ResMusica : Aujourd'hui, alors que vous quittez la direction du Théâtre national de Chaillot auquel vous avez consacré dix ans, dans quel état d'esprit êtes-vous ?
Didier Deschamps : Je suis dans un état d'esprit un peu paradoxal, car j'ai le cœur lourd de partir d'un théâtre qui, à cause de la crise sanitaire est fermé au public, même s'il est très actif sur le plan numérique. Je n'aurai pas pu vivre pleinement le contact avec le public ces derniers mois et j'en suis très attristé. Je suis dans un état de suspension, car j'y ai été, comme dans toutes les fonctions que j'ai exercées, à 100 % de mon énergie et de mon engagement et que je ne peux pas facilement m'en extraire.
J'ai toujours considéré que les outils que j'ai eu la chance de voir m'être confiés, ne m'appartenaient pas, et que je n'y étais pour qu'un moment, avec l'idée de passer le relais ensuite. Rachid Ouramdane a un très beau projet, il propose une véritable aventure humaine. Tout cela se fait avec le sentiment de partager une expérience.
RM : Quel est le bilan de votre action à la tête de ce théâtre, le seul théâtre national désormais consacré à la danse ?
DD : Je n'ai certainement pas fait tout ce que j'aurais souhaité, mais je pense avoir contribué à faire avancer un certain nombre de choses.
Les relations avec les équipes de Chaillot résultent d'un échange franc qui repose sur un certain nombre de valeurs, toujours dans le respect et la reconnaissance mutuelle.
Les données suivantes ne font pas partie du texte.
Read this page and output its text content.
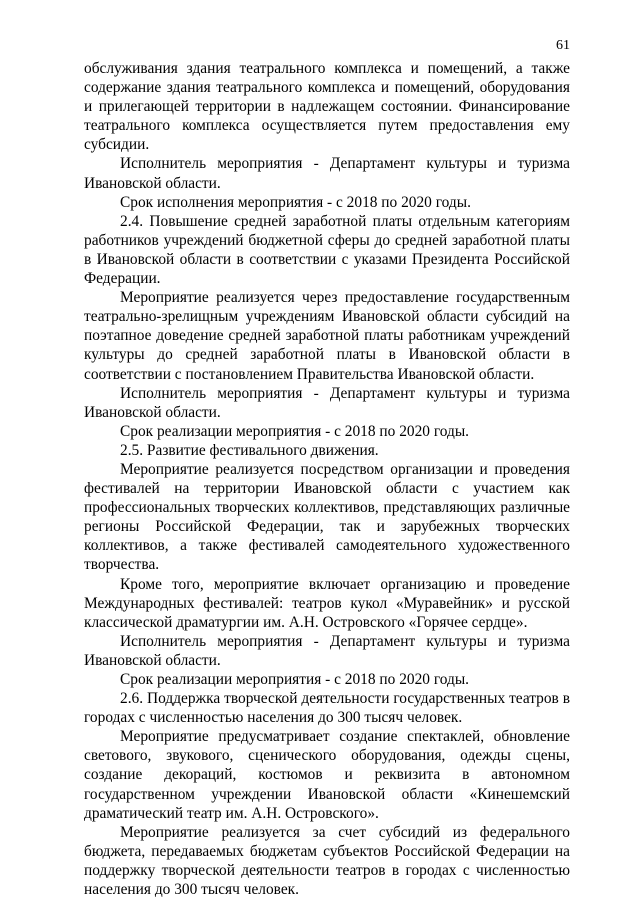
61

обслуживания здания театрального комплекса и помещений, а также содержание здания театрального комплекса и помещений, оборудования и прилегающей территории в надлежащем состоянии. Финансирование театрального комплекса осуществляется путем предоставления ему субсидии.

Исполнитель мероприятия - Департамент культуры и туризма Ивановской области.

Срок исполнения мероприятия - с 2018 по 2020 годы.

2.4. Повышение средней заработной платы отдельным категориям работников учреждений бюджетной сферы до средней заработной платы в Ивановской области в соответствии с указами Президента Российской Федерации.

Мероприятие реализуется через предоставление государственным театрально-зрелищным учреждениям Ивановской области субсидий на поэтапное доведение средней заработной платы работникам учреждений культуры до средней заработной платы в Ивановской области в соответствии с постановлением Правительства Ивановской области.

Исполнитель мероприятия - Департамент культуры и туризма Ивановской области.

Срок реализации мероприятия - с 2018 по 2020 годы.

2.5. Развитие фестивального движения.

Мероприятие реализуется посредством организации и проведения фестивалей на территории Ивановской области с участием как профессиональных творческих коллективов, представляющих различные регионы Российской Федерации, так и зарубежных творческих коллективов, а также фестивалей самодеятельного художественного творчества.

Кроме того, мероприятие включает организацию и проведение Международных фестивалей: театров кукол «Муравейник» и русской классической драматургии им. А.Н. Островского «Горячее сердце».

Исполнитель мероприятия - Департамент культуры и туризма Ивановской области.

Срок реализации мероприятия - с 2018 по 2020 годы.

2.6. Поддержка творческой деятельности государственных театров в городах с численностью населения до 300 тысяч человек.

Мероприятие предусматривает создание спектаклей, обновление светового, звукового, сценического оборудования, одежды сцены, создание декораций, костюмов и реквизита в автономном государственном учреждении Ивановской области «Кинешемский драматический театр им. А.Н. Островского».

Мероприятие реализуется за счет субсидий из федерального бюджета, передаваемых бюджетам субъектов Российской Федерации на поддержку творческой деятельности театров в городах с численностью населения до 300 тысяч человек.
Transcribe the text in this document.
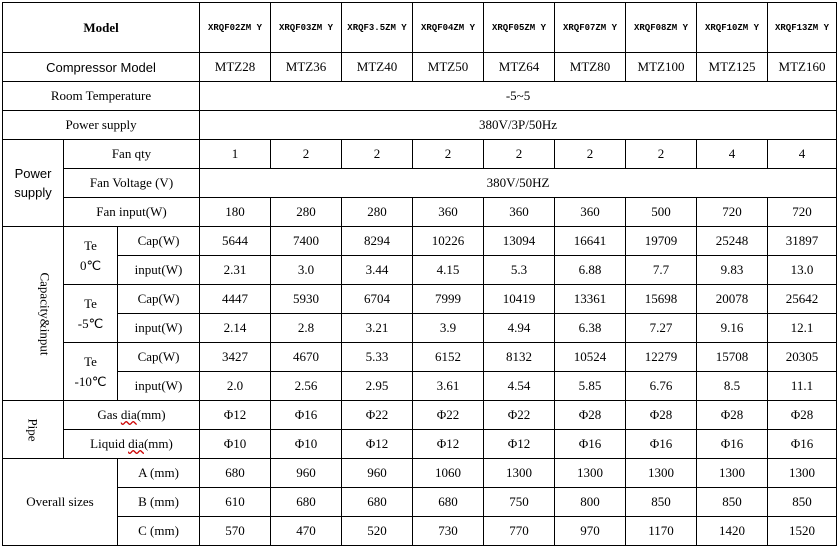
Model			XRQF02ZM Y	XRQF03ZM Y	XRQF3.5ZM Y	XRQF04ZM Y	XRQF05ZM Y	XRQF07ZM Y	XRQF08ZM Y	XRQF10ZM Y	XRQF13ZM Y
Compressor Model			MTZ28	MTZ36	MTZ40	MTZ50	MTZ64	MTZ80	MTZ100	MTZ125	MTZ160
Room Temperature			-5~5								
Power supply			380V/3P/50Hz								
Power supply	Fan qty		1	2	2	2	2	2	2	4	4
	Fan Voltage (V)		380V/50HZ								
	Fan input(W)		180	280	280	360	360	360	500	720	720
Capacity&input	Te
0℃	Cap(W)	5644	7400	8294	10226	13094	16641	19709	25248	31897
		input(W)	2.31	3.0	3.44	4.15	5.3	6.88	7.7	9.83	13.0
	Te
-5℃	Cap(W)	4447	5930	6704	7999	10419	13361	15698	20078	25642
		input(W)	2.14	2.8	3.21	3.9	4.94	6.38	7.27	9.16	12.1
	Te
-10℃	Cap(W)	3427	4670	5.33	6152	8132	10524	12279	15708	20305
		input(W)	2.0	2.56	2.95	3.61	4.54	5.85	6.76	8.5	11.1
Pipe	Gas dia(mm)		Φ12	Φ16	Φ22	Φ22	Φ22	Φ28	Φ28	Φ28	Φ28
	Liquid dia(mm)		Φ10	Φ10	Φ12	Φ12	Φ12	Φ16	Φ16	Φ16	Φ16
Overall sizes		A (mm)	680	960	960	1060	1300	1300	1300	1300	1300
		B (mm)	610	680	680	680	750	800	850	850	850
		C (mm)	570	470	520	730	770	970	1170	1420	1520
Je leur sais gré d'avoir toujours su trouver les ressources pour que le rideau se lève, que les spectateurs viennent et que les artistes fassent leur travail alors que nous avons vécu des moments difficiles.
Je me réjouis aussi de la confiance que m'ont accordé les artistes sous différents statuts, qu'ils aient été artistes associés, compagnons de route ou artistes venus de manière plus exceptionnelle. Chaque fois, cela a été quelque chose de fort dans leur œuvre et dans la rencontre. Car Chaillot est un lieu de programmation, mais beaucoup plus que cela, puisque nous organisons aussi des ateliers, des visites, des conférences, des bords de plateau ou des journées avec les artistes. Cela a été une aventure chaque fois singulière, multiple, comme la programmation que j'ai souhaitée, avec mes conseillers à la programmation qui n'ont cessé de parcourir le monde.
RM : Au cours de ces dix années, vous vous êtes attaché à diversifier et à élargir le public, mais aussi à respecter la diversité au sein de vos équipes et de vos partenariats artistiques…
DD : Tout ce travail n'a de sens que s'il est l'occasion de rencontrer le public et d'amener des publics très différents, sur le plan social, géographique ou d'âge…. Cette mixité est extrêmement importante et je crois que nous l'avons mise en œuvre. C'est toujours une quête incessante que nous avons eu à cœur de relever. Au niveau des ressources humaines, nous avons obtenu le label AFNOR de la diversité égalité femmes-hommes il y a deux ans, qui a été renouvelé cette année, avec la note de 99 %. J'en suis fier, car cela a été une vraie démarche, tout comme ce que nous avons accompli en faveur de l'environnement.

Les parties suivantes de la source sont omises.